OP, I really feel for you as I have been on both sides of this (abusive father and abusive exH).
My dad is emotionally abusive and my mum a hopeless codependent and enabler. I find her denial of what happened and is still happening with my F really frustrating and I feel betrayed. It minimises the impact of what he did and I'm angry that she put her need not to rock the boat ahead of her DC's wellbeing but then I also understand she is flawed because of her own abusive childhood.
I have 3 DS and left their dad when they were little but allowed contact to continue as I believed he was only abusive to me. I now see how flawed that was as a child witnessing DV is just as damaging as being abused themselves. Unfortunately I found out later he was also physically abusing them and I cut contact immediately.

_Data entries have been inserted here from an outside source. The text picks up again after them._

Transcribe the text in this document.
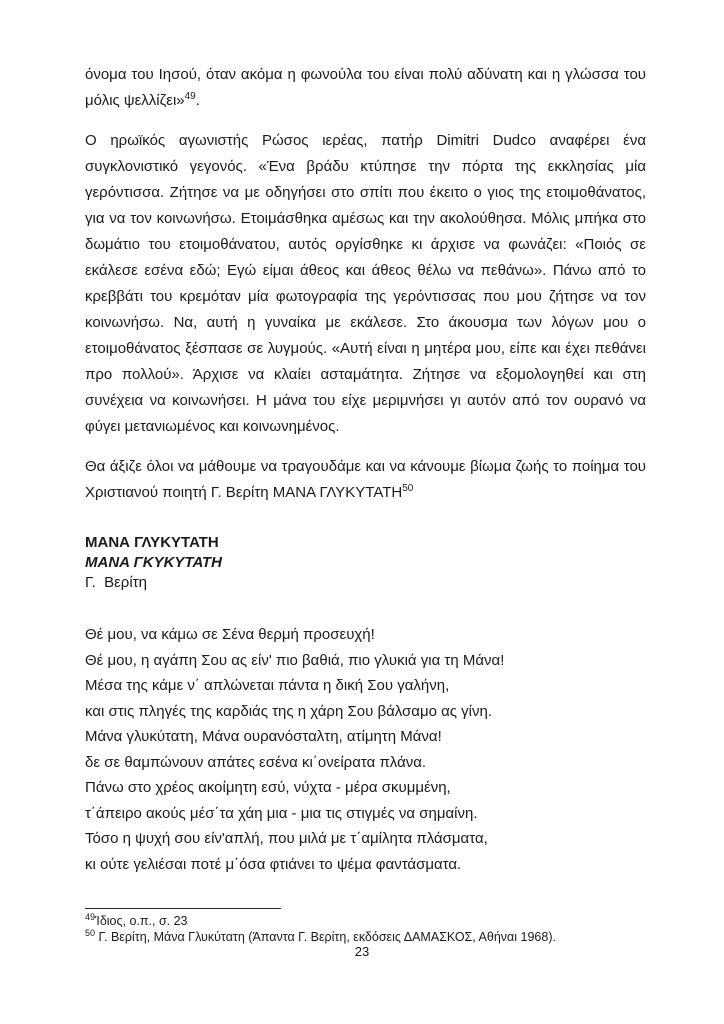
όνομα του Ιησού, όταν ακόμα η φωνούλα του είναι πολύ αδύνατη και η γλώσσα του μόλις ψελλίζει»$^{49}$.

Ο ηρωϊκός αγωνιστής Ρώσος ιερέας, πατήρ Dimitri Dudco αναφέρει ένα συγκλονιστικό γεγονός. «Ένα βράδυ κτύπησε την πόρτα της εκκλησίας μία γερόντισσα. Ζήτησε να με οδηγήσει στο σπίτι που έκειτο ο γιος της ετοιμοθάνατος, για να τον κοινωνήσω. Ετοιμάσθηκα αμέσως και την ακολούθησα. Μόλις μπήκα στο δωμάτιο του ετοιμοθάνατου, αυτός οργίσθηκε κι άρχισε να φωνάζει: «Ποιός σε εκάλεσε εσένα εδώ; Εγώ είμαι άθεος και άθεος θέλω να πεθάνω». Πάνω από το κρεββάτι του κρεμόταν μία φωτογραφία της γερόντισσας που μου ζήτησε να τον κοινωνήσω. Να, αυτή η γυναίκα με εκάλεσε. Στο άκουσμα των λόγων μου ο ετοιμοθάνατος ξέσπασε σε λυγμούς. «Αυτή είναι η μητέρα μου, είπε και έχει πεθάνει προ πολλού». Άρχισε να κλαίει ασταμάτητα. Ζήτησε να εξομολογηθεί και στη συνέχεια να κοινωνήσει. Η μάνα του είχε μεριμνήσει γι αυτόν από τον ουρανό να φύγει μετανιωμένος και κοινωνημένος.

Θα άξιζε όλοι να μάθουμε να τραγουδάμε και να κάνουμε βίωμα ζωής το ποίημα του Χριστιανού ποιητή Γ. Βερίτη ΜΑΝΑ ΓΛΥΚΥΤΑΤΗ$^{50}$

ΜΑΝΑ ΓΛΥΚΥΤΑΤΗ
ΜΑΝΑ ΓΚΥΚΥΤΑΤΗ
Γ.  Βερίτη
Θέ μου, να κάμω σε Σένα θερμή προσευχή!
Θέ μου, η αγάπη Σου ας είν' πιο βαθιά, πιο γλυκιά για τη Μάνα!
Μέσα της κάμε ν΄ απλώνεται πάντα η δική Σου γαλήνη,
και στις πληγές της καρδιάς της η χάρη Σου βάλσαμο ας γίνη.
Μάνα γλυκύτατη, Μάνα ουρανόσταλτη, ατίμητη Μάνα!
δε σε θαμπώνουν απάτες εσένα κι΄ονείρατα πλάνα.
Πάνω στο χρέος ακοίμητη εσύ, νύχτα - μέρα σκυμμένη,
τ΄άπειρο ακούς μέσ΄τα χάη μια - μια τις στιγμές να σημαίνη.
Τόσο η ψυχή σου είν'απλή, που μιλά με τ΄αμίλητα πλάσματα,
κι ούτε γελιέσαι ποτέ μ΄όσα φτιάνει το ψέμα φαντάσματα.
$^{49}$Ίδιος, ο.π., σ. 23
$^{50}$ Γ. Βερίτη, Μάνα Γλυκύτατη (Άπαντα Γ. Βερίτη, εκδόσεις ΔΑΜΑΣΚΟΣ, Αθήναι 1968).
23
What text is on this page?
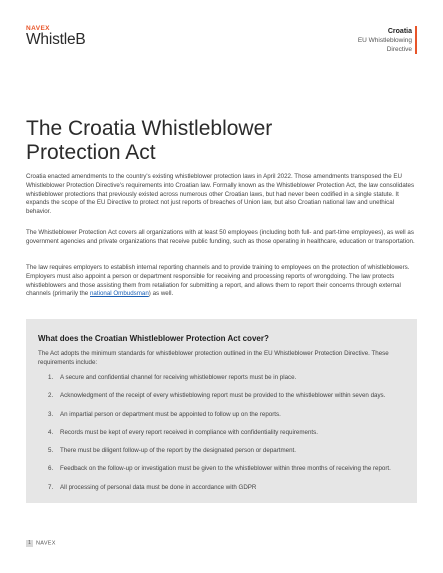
NAVEX
WhistleB	Croatia
EU Whistleblowing
Directive
The Croatia Whistleblower Protection Act

Croatia enacted amendments to the country's existing whistleblower protection laws in April 2022. Those amendments transposed the EU Whistleblower Protection Directive's requirements into Croatian law. Formally known as the Whistleblower Protection Act, the law consolidates whistleblower protections that previously existed across numerous other Croatian laws, but had never been codified in a single statute. It expands the scope of the EU Directive to protect not just reports of breaches of Union law, but also Croatian national law and unethical behavior.

The Whistleblower Protection Act covers all organizations with at least 50 employees (including both full- and part-time employees), as well as government agencies and private organizations that receive public funding, such as those operating in healthcare, education or transportation.

The law requires employers to establish internal reporting channels and to provide training to employees on the protection of whistleblowers. Employers must also appoint a person or department responsible for receiving and processing reports of wrongdoing. The law protects whistleblowers and those assisting them from retaliation for submitting a report, and allows them to report their concerns through external channels (primarily the national Ombudsman) as well.

What does the Croatian Whistleblower Protection Act cover?
The Act adopts the minimum standards for whistleblower protection outlined in the EU Whistleblower Protection Directive. These requirements include:
1. A secure and confidential channel for receiving whistleblower reports must be in place.
2. Acknowledgment of the receipt of every whistleblowing report must be provided to the whistleblower within seven days.
3. An impartial person or department must be appointed to follow up on the reports.
4. Records must be kept of every report received in compliance with confidentiality requirements.
5. There must be diligent follow-up of the report by the designated person or department.
6. Feedback on the follow-up or investigation must be given to the whistleblower within three months of receiving the report.
7. All processing of personal data must be done in accordance with GDPR
1 NAVEX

I lived for a long time with a victim mentality, which didnt help me or my DC. The truth is I did allow my DC to be subjected to their father but at the same time, I was unable to see things the way I see them now. I have been an enabler and that is very painful to accept as it is the reason I'm so upset with my own mother. The truth is, you have to forgive yourself for what has happened but take accountability also.
I think the best thing you can do at this point is apologise to your son authentically. Admit you let things happen that shouldn't and that you are so sorry for that now. That you were unable to see things clearly at the time but now you have realised the impact that had on him. That's what I would love to hear from my own mum and what I tell my DC now.
I think when we are younger, it's difficult to accept that our parents are the result of their own upbringing and we hold them to very high standards. When he becomes a father himself, he may realise how difficult it is to parent when you have not healed (or recignised) your own childhood wounds and may be able to understand abit more. This has really helped me to maintain a relationship with my own DM.
You can't control how he feels at this time but you can reach out and validate his feelings which I think would be healing for you both. Keep the door open, still send him letters etc and try to call him often. Show him you are willing to try and fix your relationship and focus on his experience without being defensive or justify why you stayed.